Tuesday, May 12, 2015

Tories go to war with the BBC

via ACP on Facebook; from

David Cameron, infuriated by the corporation's election coverage, appoints BBC critic John Whittingdale to "sort out the BBC" ahead of the royal charter review next year

John Whittingdale
John Whittingdale, the new culture secretary, has been one of the corporation's sternest critics Photo: REUTERS/Stefan Wermuth
The future of the licence fee is in doubt after David Cameron appointed one of the BBC's biggest critics as Culture Secretary in a move that will be seen as an effective declaration of war on the corporation.
John Whittingdale, who has been chairman of the Culture, Media and Sport select committee since 2005, has previously said that the licence fee is "worse than a poll tax" and ultimately "unsustainable".
Downing Street sources said that Mr Whittingdale will "sort out the BBC" ahead of the corporation's royal charter review next year, which will set out the future of the £145.50-a-year licence fee.
Senior Conservatives said they were “furious at the BBC’s coverage” of theelection campaign and accused the corporation of an “unforgivable pro-Labour bias”. 
There are now concerns that the corporation's coverage of the EU referendum in 2017 could betray a pro-EU bias.
Friends of Mr Whittingdale said he is at the very least likely to freeze the licence fee and could implement significant cuts.
He is also expected to scrap the BBC Trust, the body that oversees the corporation, after a series of scandals over its coverage and executive pay-offs.
His appointment will enable the Conservatives to push ahead with the decriminalisation of the licence fee, which was blocked in the last Parliament in the House of Lords.
Senior Tories repeatedly clashed with the BBC during the election campaign and were particularly infuriated by the corporation's attempts to force David Cameron to take part in a head-to-head leadership debate. 
Speaking ahead of Mr Whittingdale's appointment, a senior Tory source said: "It's increasingly clear the BBC is governed by ideology. The way they handled the negotiations over the debates was appalling. There were times during the campaign when the coverage did seem skewed in Labour's favour."
Philip Davies, a member of the culture select committee in the last Parliament and ally of Mr Whittingdale, accused the corporation of "dancing to Labour's tune" during the run up to the election.
He said: "During the election campaign the presenters barely even had the courtesy to hide their allegiances.
Ed Miliband apprearing on BBC Question Time (PA)
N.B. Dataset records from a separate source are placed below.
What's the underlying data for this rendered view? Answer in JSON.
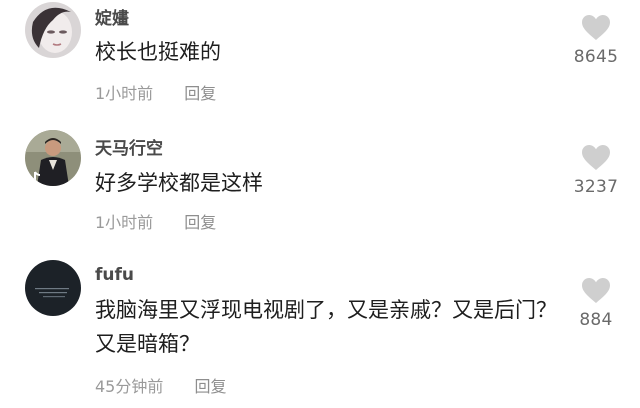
{
  "comments": [
    {
      "username": "婝嫿",
      "text": "校长也挺难的",
      "time": "1小时前",
      "reply_label": "回复",
      "likes": "8645",
      "avatar_icon": "portrait-avatar"
    },
    {
      "username": "天马行空",
      "text": "好多学校都是这样",
      "time": "1小时前",
      "reply_label": "回复",
      "likes": "3237",
      "avatar_icon": "portrait-avatar"
    },
    {
      "username": "fufu",
      "text": "我脑海里又浮现电视剧了，又是亲戚？又是后门？又是暗箱？",
      "time": "45分钟前",
      "reply_label": "回复",
      "likes": "884",
      "avatar_icon": "dark-text-avatar"
    }
  ],
  "colors": {
    "heart": "#cfcfcf",
    "meta_text": "#9a9a9a",
    "username": "#4a4a4a"
  }
}
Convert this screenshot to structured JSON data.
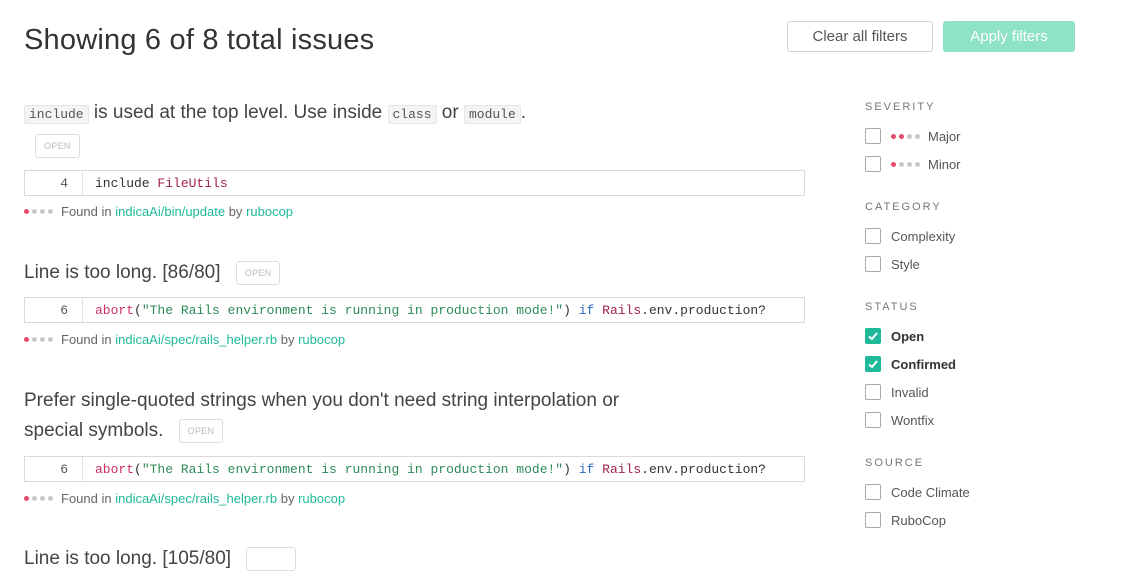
{
  "header": {
    "title": "Showing 6 of 8 total issues",
    "clear_label": "Clear all filters",
    "apply_label": "Apply filters"
  },
  "issues": [
    {
      "title_parts": [
        "include",
        " is used at the top level. Use inside ",
        "class",
        " or ",
        "module",
        "."
      ],
      "status": "OPEN",
      "line": "4",
      "code_parts": [
        "include ",
        "FileUtils"
      ],
      "found_prefix": "Found in",
      "path": "indicaAi/bin/update",
      "by": "by",
      "engine": "rubocop",
      "severity_dots": 1
    },
    {
      "title": "Line is too long. [86/80]",
      "status": "OPEN",
      "line": "6",
      "code_parts": [
        "abort",
        "(",
        "\"The Rails environment is running in production mode!\"",
        ") ",
        "if",
        " ",
        "Rails",
        ".env.production?"
      ],
      "found_prefix": "Found in",
      "path": "indicaAi/spec/rails_helper.rb",
      "by": "by",
      "engine": "rubocop",
      "severity_dots": 1
    },
    {
      "title_line1": "Prefer single-quoted strings when you don't need string interpolation or",
      "title_line2": "special symbols.",
      "status": "OPEN",
      "line": "6",
      "code_parts": [
        "abort",
        "(",
        "\"The Rails environment is running in production mode!\"",
        ") ",
        "if",
        " ",
        "Rails",
        ".env.production?"
      ],
      "found_prefix": "Found in",
      "path": "indicaAi/spec/rails_helper.rb",
      "by": "by",
      "engine": "rubocop",
      "severity_dots": 1
    },
    {
      "title": "Line is too long. [105/80]"
    }
  ],
  "filters": {
    "severity": {
      "heading": "SEVERITY",
      "options": [
        {
          "label": "Major",
          "checked": false,
          "red_dots": 1
        },
        {
          "label": "Minor",
          "checked": false,
          "red_dots": 1
        }
      ]
    },
    "category": {
      "heading": "CATEGORY",
      "options": [
        {
          "label": "Complexity",
          "checked": false
        },
        {
          "label": "Style",
          "checked": false
        }
      ]
    },
    "status": {
      "heading": "STATUS",
      "options": [
        {
          "label": "Open",
          "checked": true
        },
        {
          "label": "Confirmed",
          "checked": true
        },
        {
          "label": "Invalid",
          "checked": false
        },
        {
          "label": "Wontfix",
          "checked": false
        }
      ]
    },
    "source": {
      "heading": "SOURCE",
      "options": [
        {
          "label": "Code Climate",
          "checked": false
        },
        {
          "label": "RuboCop",
          "checked": false
        }
      ]
    }
  },
  "colors": {
    "accent": "#1fba9a",
    "apply_button": "#8ee2c5",
    "severity_red": "#e44a6a"
  },
  "icons": {
    "checkbox_checked": "check-icon",
    "severity": "severity-dots-icon"
  }
}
"Because the Labour Party had nothing positive to offer they tried to make it a referendum on the NHS. If you look at how much it gave to the NHS it's pretty clear they were dancing the Labour Party's tune for the long time."
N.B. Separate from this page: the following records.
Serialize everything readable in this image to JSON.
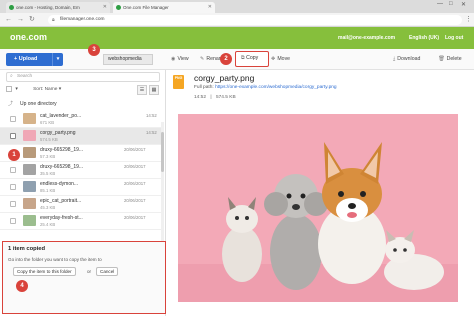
{
  "browser": {
    "tabs": [
      {
        "label": "one.com - Hosting, Domain, Em"
      },
      {
        "label": "One.com File Manager"
      }
    ],
    "url": "filemanager.one.com"
  },
  "header": {
    "logo": "one.com",
    "email": "mail@one-example.com",
    "language": "English (UK)",
    "logout": "Log out"
  },
  "toolbar": {
    "upload_label": "Upload",
    "path_label": "webshopmedia",
    "view_label": "View",
    "rename_label": "Rename",
    "copy_label": "Copy",
    "move_label": "Move",
    "download_label": "Download",
    "delete_label": "Delete"
  },
  "filelist": {
    "search_placeholder": "Search",
    "sort_label": "Sort: Name",
    "updir_label": "Up one directory",
    "files": [
      {
        "name": "cat_lavender_po...",
        "size": "671 KB",
        "date": "14:52",
        "selected": false,
        "thumb": "#d6b38a"
      },
      {
        "name": "corgy_party.png",
        "size": "574.5 KB",
        "date": "14:52",
        "selected": true,
        "thumb": "#f0a7b6"
      },
      {
        "name": "druxy-665298_19...",
        "size": "57.3 KB",
        "date": "20/06/2017",
        "selected": false,
        "thumb": "#b89a7a"
      },
      {
        "name": "druxy-665298_19...",
        "size": "35.5 KB",
        "date": "20/06/2017",
        "selected": false,
        "thumb": "#a3a3a3"
      },
      {
        "name": "endless-dymon...",
        "size": "85.1 KB",
        "date": "20/06/2017",
        "selected": false,
        "thumb": "#8fa0b0"
      },
      {
        "name": "epic_cat_portrait...",
        "size": "45.3 KB",
        "date": "20/06/2017",
        "selected": false,
        "thumb": "#c7a58a"
      },
      {
        "name": "everyday-fresh-st...",
        "size": "25.4 KB",
        "date": "20/06/2017",
        "selected": false,
        "thumb": "#9bbd8e"
      }
    ]
  },
  "copy_panel": {
    "title": "1 item copied",
    "hint": "Go into the folder you want to copy the item to",
    "copy_here_label": "Copy the item to this folder",
    "or_label": "or",
    "cancel_label": "Cancel"
  },
  "preview": {
    "badge": "PNG",
    "filename": "corgy_party.png",
    "full_path_label": "Full path:",
    "full_path": "https://one-example.com/webshopmedia/corgy_party.png",
    "time": "14:52",
    "size": "574.5 KB"
  },
  "callouts": [
    "1",
    "2",
    "3",
    "4"
  ],
  "colors": {
    "brand_green": "#86bf3c",
    "accent_blue": "#2e6dd1",
    "highlight_red": "#d9433b",
    "photo_background": "#f2a6b4"
  }
}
Mr Davies said that Mr Whittingdale, who he spoke to within 10 minutes of his appointment, is likely to at the very least freeze the £145.50 a year cost of the licence fee.
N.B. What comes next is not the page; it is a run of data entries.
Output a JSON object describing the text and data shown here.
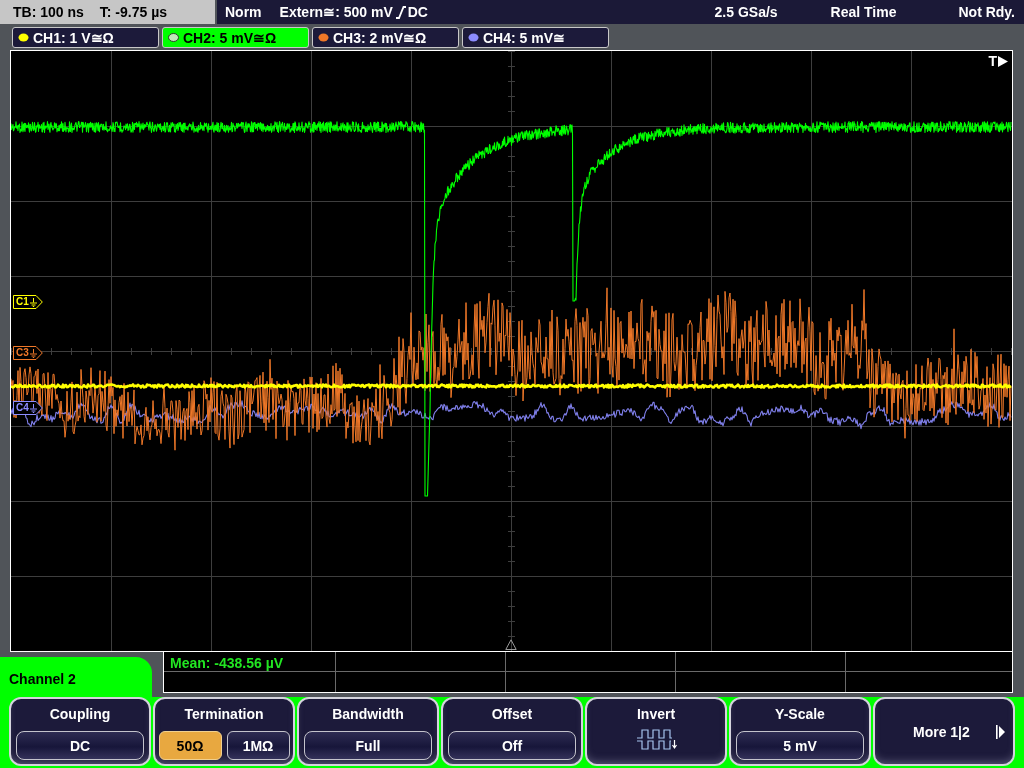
{
  "status_bar": {
    "timebase": "TB: 100 ns",
    "trigger_time": "T: -9.75 µs",
    "mode": "Norm",
    "trigger_source": "Extern≅: 500 mV",
    "trigger_coupling": "DC",
    "sample_rate": "2.5 GSa/s",
    "acquisition": "Real Time",
    "state": "Not Rdy."
  },
  "channel_tabs": [
    {
      "label": "CH1: 1 V≅Ω",
      "color": "#ffff00",
      "selected": false
    },
    {
      "label": "CH2: 5 mV≅Ω",
      "color": "#c0e8b8",
      "selected": true
    },
    {
      "label": "CH3: 2 mV≅Ω",
      "color": "#f07828",
      "selected": false
    },
    {
      "label": "CH4: 5 mV≅",
      "color": "#8c8cff",
      "selected": false
    }
  ],
  "waveform_display": {
    "trigger_label": "T",
    "channel_markers": [
      {
        "label": "C1",
        "color": "#ffff00"
      },
      {
        "label": "C3",
        "color": "#f07828"
      },
      {
        "label": "C4",
        "color": "#8c8cff"
      }
    ]
  },
  "measurement": {
    "reading": "Mean: -438.56 µV"
  },
  "menu": {
    "title": "Channel 2",
    "softkeys": [
      {
        "kind": "value",
        "title": "Coupling",
        "value": "DC"
      },
      {
        "kind": "choice",
        "title": "Termination",
        "options": [
          {
            "label": "50Ω",
            "selected": true
          },
          {
            "label": "1MΩ",
            "selected": false
          }
        ]
      },
      {
        "kind": "value",
        "title": "Bandwidth",
        "value": "Full"
      },
      {
        "kind": "value",
        "title": "Offset",
        "value": "Off"
      },
      {
        "kind": "icon",
        "title": "Invert"
      },
      {
        "kind": "value",
        "title": "Y-Scale",
        "value": "5 mV"
      },
      {
        "kind": "more",
        "title": "More 1|2"
      }
    ]
  }
}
He said: "I have got very high hopes for John as secretary of state. I think he is the best appointment David Cameron has made in this new cabinet. 
"I would like to see the licence fee cut. There is absolutely no chance of it being increased because John knows better than anyone the amount of waste there is. I want to ultimately see it scrapped altogether."
In an interview in October last year Mr Whittingdale said that the £145.50 licence fee will ultimately have to be stripped back to allow people an "element of choice" in what they pay.
He said: "It's actually worse than a poll tax because under the poll tax, if you were on a very low income you would get a considerable subsidy.
"In the long term it is unsustainable. When I say unsustainable in the long term, I’m talking about over 20, 50 years." 
He has also called for the BBC Trust, the body which oversees the corporation, to be scrapped.
In February his select committee published a damning report which heavily criticised the BBC for the scale of executive pay-offs and its handling of the Jimmy Savile and Lord McAlpine scandals. The report concluded that the BBC Trust should be scrapped.
Mr Whittingdale has also pushed for the National Audit Office to be given unrestricted access to the corporation's accounts to ensure licence fee payers' money is well-spent.
BBC Television Centre to New Broadcasting House (Alamy)
Last year European Scrutiny Committee concluded that the corporation's coverage of the EU is biased and letting down viewers.
Bill Cash, the chairman of the committee in the last Parliament, said: "There are very, very serious concerns that the BBC will not cover the referendum properly and demonstrate a pro-European bias."
After a reshuffle which saw women promoted to some of the most senior posts in government, Mr Cameron said: "Every decision we take, every policy we pursue, every programme we initiate, never forget: we’re here to give everyone in our country the chance to make the most of their life."
A BBC spokesman said: “We’re looking forward to working with the new Secretary of State. It was a highly charged election and it's nothing new for all sides to feel strongly about coverage, but we reported on it impartially and in depth as viewers and listeners expect.”
Elizabeth Truss, the environment secretary, called Mr Whittingdale's promotion an "inspired appointment" and called it "very, very good to see".
Dominic Raab, Tory MP for Esher and Walton, called the move the "appointment of the day" and said he could think of "no one" better placed to reform the BBC license fee.